Un viaggio senza classe…
Sono rientrata dalle vacanze già da una decina di giorni, quindi so come vi sentite ma passerà. A me è già passata, piango solo una, massimo due volte al giorno e di solito ore pasti, quando realizzo che tocca a me prepararmi da mangiare. Poi la nostalgia mi passa. Fosse così anche per la fame!
Comunque io in queste ferie estive ci ho visto del buono – più che altro nei piatti che mia madre mi sottoponeva giornalmente – ma anche del brutto. E quest’ultimo, tutto concentrato nel viaggio. Mai prendere un aereo mi è stato così pesante. E non parlo certo del bagaglio perché, come già detto qui, viaggio leggera.
Non mi lamenterò della mascherina.
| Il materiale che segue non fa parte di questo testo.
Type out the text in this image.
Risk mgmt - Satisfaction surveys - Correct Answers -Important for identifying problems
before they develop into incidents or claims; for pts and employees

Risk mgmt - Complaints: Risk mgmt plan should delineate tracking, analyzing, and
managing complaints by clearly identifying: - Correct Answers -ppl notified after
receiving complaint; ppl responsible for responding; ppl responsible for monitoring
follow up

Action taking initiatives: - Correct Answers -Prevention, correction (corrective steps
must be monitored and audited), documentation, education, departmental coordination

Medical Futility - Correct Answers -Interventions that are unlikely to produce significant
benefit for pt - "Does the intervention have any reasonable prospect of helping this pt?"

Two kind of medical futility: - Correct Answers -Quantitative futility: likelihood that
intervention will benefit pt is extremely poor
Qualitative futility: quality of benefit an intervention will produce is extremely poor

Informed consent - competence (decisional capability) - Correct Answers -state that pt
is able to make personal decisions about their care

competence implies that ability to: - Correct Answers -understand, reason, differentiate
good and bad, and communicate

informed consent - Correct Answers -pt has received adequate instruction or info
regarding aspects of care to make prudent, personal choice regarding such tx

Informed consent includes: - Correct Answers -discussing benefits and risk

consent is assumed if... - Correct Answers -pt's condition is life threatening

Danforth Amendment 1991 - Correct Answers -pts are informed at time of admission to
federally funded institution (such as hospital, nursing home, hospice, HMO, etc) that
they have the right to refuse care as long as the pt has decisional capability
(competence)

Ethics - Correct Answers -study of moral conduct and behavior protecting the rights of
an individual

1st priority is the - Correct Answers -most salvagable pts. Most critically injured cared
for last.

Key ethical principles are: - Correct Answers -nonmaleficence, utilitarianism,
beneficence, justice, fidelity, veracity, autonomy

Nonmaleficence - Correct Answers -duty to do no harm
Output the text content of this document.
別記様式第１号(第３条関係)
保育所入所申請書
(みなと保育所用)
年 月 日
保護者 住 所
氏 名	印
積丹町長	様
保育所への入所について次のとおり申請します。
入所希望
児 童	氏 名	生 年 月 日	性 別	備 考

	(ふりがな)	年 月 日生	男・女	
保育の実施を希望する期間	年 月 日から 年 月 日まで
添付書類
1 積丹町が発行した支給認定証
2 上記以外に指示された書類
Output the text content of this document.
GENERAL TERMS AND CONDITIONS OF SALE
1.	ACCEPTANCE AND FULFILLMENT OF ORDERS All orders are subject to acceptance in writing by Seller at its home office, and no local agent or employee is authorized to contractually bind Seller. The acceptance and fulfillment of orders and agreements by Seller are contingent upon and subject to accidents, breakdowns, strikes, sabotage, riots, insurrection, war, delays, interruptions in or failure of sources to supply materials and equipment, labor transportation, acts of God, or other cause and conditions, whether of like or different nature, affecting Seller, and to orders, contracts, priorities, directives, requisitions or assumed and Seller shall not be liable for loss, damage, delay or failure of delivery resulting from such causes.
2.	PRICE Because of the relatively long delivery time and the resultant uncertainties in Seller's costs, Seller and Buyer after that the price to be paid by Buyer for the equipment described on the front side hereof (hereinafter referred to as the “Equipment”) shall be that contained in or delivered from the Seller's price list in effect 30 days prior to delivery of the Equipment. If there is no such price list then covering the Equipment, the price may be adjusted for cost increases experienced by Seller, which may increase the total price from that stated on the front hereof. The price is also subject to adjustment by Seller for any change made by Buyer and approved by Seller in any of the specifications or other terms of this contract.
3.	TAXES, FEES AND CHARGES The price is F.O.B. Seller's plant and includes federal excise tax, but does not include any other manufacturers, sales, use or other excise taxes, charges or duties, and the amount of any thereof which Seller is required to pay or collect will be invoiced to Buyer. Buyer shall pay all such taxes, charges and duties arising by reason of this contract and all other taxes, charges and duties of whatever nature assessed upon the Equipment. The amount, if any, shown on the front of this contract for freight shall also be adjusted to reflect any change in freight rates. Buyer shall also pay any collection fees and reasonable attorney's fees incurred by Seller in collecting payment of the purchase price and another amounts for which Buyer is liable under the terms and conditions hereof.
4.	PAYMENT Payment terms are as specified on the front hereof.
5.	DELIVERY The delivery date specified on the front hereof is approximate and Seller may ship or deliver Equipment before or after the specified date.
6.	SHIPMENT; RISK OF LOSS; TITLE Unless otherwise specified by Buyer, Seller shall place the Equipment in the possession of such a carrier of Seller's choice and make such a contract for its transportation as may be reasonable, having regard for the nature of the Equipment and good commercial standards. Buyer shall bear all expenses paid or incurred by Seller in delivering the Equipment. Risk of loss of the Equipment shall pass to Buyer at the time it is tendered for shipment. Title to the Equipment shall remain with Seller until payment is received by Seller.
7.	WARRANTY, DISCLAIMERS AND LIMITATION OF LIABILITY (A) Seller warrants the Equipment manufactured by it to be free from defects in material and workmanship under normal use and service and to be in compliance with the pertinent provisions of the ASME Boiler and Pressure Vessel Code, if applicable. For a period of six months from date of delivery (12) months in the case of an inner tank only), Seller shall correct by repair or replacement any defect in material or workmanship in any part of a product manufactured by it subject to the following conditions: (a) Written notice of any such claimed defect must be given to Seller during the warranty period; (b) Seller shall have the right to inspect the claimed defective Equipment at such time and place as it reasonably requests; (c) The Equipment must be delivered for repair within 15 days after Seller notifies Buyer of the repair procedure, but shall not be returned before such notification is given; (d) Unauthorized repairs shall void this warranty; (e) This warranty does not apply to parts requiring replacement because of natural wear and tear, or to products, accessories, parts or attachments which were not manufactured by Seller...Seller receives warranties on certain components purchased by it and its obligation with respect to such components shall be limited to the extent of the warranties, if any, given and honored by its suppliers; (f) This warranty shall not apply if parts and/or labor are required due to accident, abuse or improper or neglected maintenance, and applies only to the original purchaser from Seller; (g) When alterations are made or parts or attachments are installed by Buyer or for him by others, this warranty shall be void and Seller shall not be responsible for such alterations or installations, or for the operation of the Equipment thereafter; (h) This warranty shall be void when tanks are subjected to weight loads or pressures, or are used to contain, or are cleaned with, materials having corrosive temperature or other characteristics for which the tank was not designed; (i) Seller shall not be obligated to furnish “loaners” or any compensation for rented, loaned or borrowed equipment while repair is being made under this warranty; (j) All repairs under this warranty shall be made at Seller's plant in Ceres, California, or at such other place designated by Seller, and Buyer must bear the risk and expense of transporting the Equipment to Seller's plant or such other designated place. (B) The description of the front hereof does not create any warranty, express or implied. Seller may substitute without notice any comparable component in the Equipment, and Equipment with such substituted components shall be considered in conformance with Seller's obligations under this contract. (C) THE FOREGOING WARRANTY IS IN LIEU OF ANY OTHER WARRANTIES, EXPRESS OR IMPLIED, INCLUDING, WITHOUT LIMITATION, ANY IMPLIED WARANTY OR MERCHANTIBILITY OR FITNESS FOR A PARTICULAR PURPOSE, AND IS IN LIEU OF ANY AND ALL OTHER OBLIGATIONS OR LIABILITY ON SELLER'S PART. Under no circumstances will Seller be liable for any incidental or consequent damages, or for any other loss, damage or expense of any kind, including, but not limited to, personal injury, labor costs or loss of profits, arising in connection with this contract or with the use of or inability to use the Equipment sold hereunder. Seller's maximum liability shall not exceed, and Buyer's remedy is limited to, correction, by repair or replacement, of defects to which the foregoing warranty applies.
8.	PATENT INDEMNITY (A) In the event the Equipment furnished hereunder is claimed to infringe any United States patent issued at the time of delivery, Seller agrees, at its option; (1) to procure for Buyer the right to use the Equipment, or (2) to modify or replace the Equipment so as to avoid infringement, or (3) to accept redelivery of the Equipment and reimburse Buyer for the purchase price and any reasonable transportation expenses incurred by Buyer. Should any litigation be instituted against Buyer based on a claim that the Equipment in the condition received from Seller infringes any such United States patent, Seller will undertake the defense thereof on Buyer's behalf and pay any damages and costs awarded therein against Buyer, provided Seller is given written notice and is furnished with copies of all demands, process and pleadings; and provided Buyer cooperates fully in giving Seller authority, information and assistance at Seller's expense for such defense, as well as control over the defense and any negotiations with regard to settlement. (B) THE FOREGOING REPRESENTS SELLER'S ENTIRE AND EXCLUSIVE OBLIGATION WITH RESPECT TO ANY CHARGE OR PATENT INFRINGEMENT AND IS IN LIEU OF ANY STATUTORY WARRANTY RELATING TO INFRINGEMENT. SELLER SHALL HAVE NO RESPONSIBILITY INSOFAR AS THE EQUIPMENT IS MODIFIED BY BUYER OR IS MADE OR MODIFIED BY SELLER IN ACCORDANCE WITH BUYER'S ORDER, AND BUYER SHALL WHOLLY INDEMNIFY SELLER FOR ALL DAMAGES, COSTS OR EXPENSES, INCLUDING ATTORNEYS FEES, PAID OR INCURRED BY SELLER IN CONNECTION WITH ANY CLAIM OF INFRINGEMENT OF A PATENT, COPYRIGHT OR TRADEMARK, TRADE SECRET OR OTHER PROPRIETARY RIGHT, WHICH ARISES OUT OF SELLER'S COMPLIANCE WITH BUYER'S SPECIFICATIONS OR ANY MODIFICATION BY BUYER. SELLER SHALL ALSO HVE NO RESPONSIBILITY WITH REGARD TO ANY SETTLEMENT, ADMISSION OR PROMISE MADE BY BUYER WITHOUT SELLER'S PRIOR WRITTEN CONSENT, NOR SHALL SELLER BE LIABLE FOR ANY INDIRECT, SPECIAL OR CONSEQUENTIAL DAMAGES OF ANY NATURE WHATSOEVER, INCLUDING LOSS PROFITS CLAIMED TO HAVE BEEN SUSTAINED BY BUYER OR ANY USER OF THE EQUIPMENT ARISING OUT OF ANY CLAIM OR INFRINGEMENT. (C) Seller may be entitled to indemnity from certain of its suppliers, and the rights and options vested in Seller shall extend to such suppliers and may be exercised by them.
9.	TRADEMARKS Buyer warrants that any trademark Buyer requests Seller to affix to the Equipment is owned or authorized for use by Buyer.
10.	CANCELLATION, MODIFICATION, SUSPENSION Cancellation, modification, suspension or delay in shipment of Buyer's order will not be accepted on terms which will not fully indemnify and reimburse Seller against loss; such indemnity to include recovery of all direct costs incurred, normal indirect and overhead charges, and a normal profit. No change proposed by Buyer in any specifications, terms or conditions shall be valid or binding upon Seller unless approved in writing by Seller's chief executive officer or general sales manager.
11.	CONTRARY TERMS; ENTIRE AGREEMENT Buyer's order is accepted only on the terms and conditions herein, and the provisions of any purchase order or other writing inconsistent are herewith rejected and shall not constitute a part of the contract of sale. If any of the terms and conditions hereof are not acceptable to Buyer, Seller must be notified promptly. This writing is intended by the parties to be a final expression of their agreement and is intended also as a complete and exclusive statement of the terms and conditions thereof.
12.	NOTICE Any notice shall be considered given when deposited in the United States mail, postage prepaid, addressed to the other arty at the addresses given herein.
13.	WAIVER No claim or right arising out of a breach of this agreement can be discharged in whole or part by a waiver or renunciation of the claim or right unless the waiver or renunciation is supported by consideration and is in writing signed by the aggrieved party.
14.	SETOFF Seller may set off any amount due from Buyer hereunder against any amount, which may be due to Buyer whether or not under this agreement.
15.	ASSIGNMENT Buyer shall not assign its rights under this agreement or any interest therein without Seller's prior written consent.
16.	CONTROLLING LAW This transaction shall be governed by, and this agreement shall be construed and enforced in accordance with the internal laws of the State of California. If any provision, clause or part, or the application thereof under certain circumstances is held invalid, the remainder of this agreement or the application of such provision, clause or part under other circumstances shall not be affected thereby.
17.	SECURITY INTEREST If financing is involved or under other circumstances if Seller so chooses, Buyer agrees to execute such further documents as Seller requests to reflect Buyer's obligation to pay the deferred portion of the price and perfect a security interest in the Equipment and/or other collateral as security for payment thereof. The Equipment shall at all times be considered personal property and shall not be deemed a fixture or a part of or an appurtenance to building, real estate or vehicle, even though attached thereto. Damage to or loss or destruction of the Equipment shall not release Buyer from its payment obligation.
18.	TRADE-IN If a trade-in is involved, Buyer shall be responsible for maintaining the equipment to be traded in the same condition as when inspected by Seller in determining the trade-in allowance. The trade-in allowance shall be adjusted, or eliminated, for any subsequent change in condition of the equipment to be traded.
Del fatto che la indosso appena metto naso fuori di casa a Milano e la tolgo quando metto naso dentro casa a Trapani. Non mi dà fastidio che ci siano 40 gradi, che ho da prendere una metro, un pullman per l’aeroporto e che una volta lì (con un anticipo di almeno due ore) aspetto il mio volo sempre con la mascherina e che a quel punto non la toglierei nemmeno se mi fosse concesso perché tamponare gli ettolitri di sudore che nel frattempo si sono accumulati tra naso e bocca mi sarebbe impossibile e non potrei presentarmi al pubblico in quelle condizioni. Va bene non vergognarsi dell’efficiente lavoro delle ghiandole sudoripare in palestra, ma in qualsiasi altro contesto no, non è possibile.
Quindi, affatto provata da questi preliminari di viaggio, mi dico che una volta seduta al mio posto 32B mi rilasserò e mi godrò il mio volo. Un livello di illusione così alto nemmeno quando dopo dieci giorni in Sicilia salgo sulla bilancia credendo non sia successo niente al mio peso. Eppure ci credo fino all’ultimo. Magari accanto a me non ci sarà nessuno, o magari solo uno dei due posti è occupato e allora dai, si sta comodi così.
Le mie speranze si schiantano –ok, siamo su un aereo forse non sarebbe un termine appropriato, ma hey, sono qui sana e salva – sugli sguardi di 32A e 32C che avevano la mia stessa illusione e invece eccomi qua, io fra di voi.
Ancora sudata mi accomodo nel mio posto centrale. Sistemo la cintura, sistemo la borsa piccola sotto il sedile davanti e così do anche il tempo ai miei due vicini di posto di accettare che ci sono anche io. E se possibile di convincere della mia presenza anche i loro arti superiori gentilmente poggiati sui braccioli e incuranti del fatto che anche io vorrei usufruirne. Perché ok, non avrò pagato il bagaglio ma le braccia non potevo mica metterle in stiva. Il lasso di tempo non è bastato ai due signori, ma d’altra parte non basta una vita intera a imparare i concetti di educazione, garbo e – esagero- galanteria. Insomma mi ritrovo costretta nella mia poltrona a braccia conserte e accarezzata dalla peluria delle braccia dei due gentlemen accanto a me.
Inizio a formulare nella mia testa frasi che possano poi fuoriuscire dalla mia bocca e oltrepassare la mascherina mantenendo la parvenza di gentile richiesta, ma nulla, non riesco a mettere niente insieme che non contenga la parola “vaff…”. Per fortuna supero l’impasse grazie alla hostess che cerca qualcuno disposto a cambiare posto per questione di bilanciamento dell’aereo. Io sono la candidata perfetta, ho il peso che serve. Alzo le braccia, tutte e due, tanto non so dove metterle. E così mi conquisto la mia libertà, spicco il volo, poggiando le mie ali sui braccioli. Tra me e l’altro passeggero adesso c’è un posto vuoto. E l’altro passeggero stavolta è una ragazza, molto curata e ancora struccata. Ma ancora per poco. Dopo il decollo tira fuori dalla borsa la trousse e comincia. Ho trovato il modo di trascorrere l’ora e tre quarti che mi separano da casa: fissarla. Non so quante volte abbia intinto il pennello nei colori della palette ma, ad occhio, secondo me Caravaggio nel corso della sua vita molte meno.